Two CSV files provide psycholinguistic properties for each word:

  • twp1000.csv — the 1,000-word subset used in this study
  • twp_all.csv — the full Toronto Word Pool
Column Description
itmno Item number (1-based index)
word The word itself
imagery Imagery rating (higher = more imageable)
concreteness Concreteness rating (higher = more concrete)
letters Number of letters
frequency Word frequency (Kucera-Francis norms)
foa First-order approximation to English, based on individual letter frequencies
soa Second-order approximation to English, based on bigram frequencies
onr Orthographic neighbor ratio (Landauer & Streeter, 1973): word frequency relative to combined frequency of orthographic neighbors
dictcode Grammatical class code: 1=noun, 2=verb, 3=adjective, 4=adverb, 5=other
noun Percent noun usage (0 or 100 for unambiguous words; rated for ambiguous words)

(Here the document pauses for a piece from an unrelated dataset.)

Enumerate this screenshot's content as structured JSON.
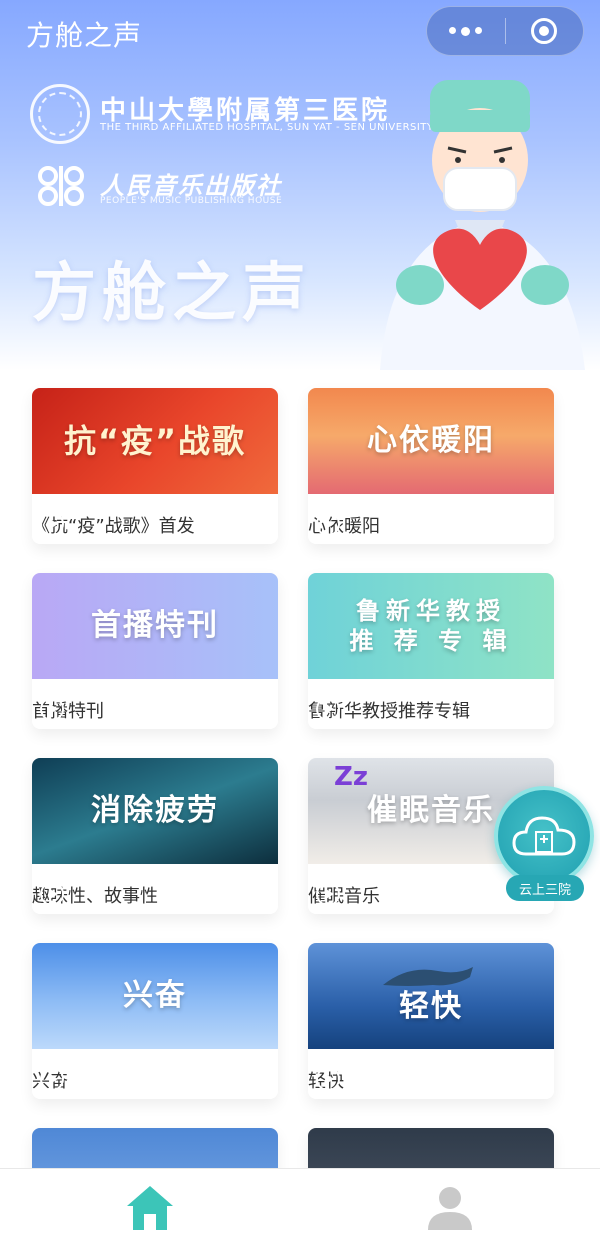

canadian Flag for Canadian spelling variant (the final 13 entries in the full TWP are Canadian alternatives with duplicate item numbers)
tmpno Temporary item number — present in twp1000.csv only

The Toronto Word Pool (1,080 words) originated from Thorndike-Lorge (1944) norms and has been used in hundreds of memory experiments. See the WordPools R package for the original dataset and documentation.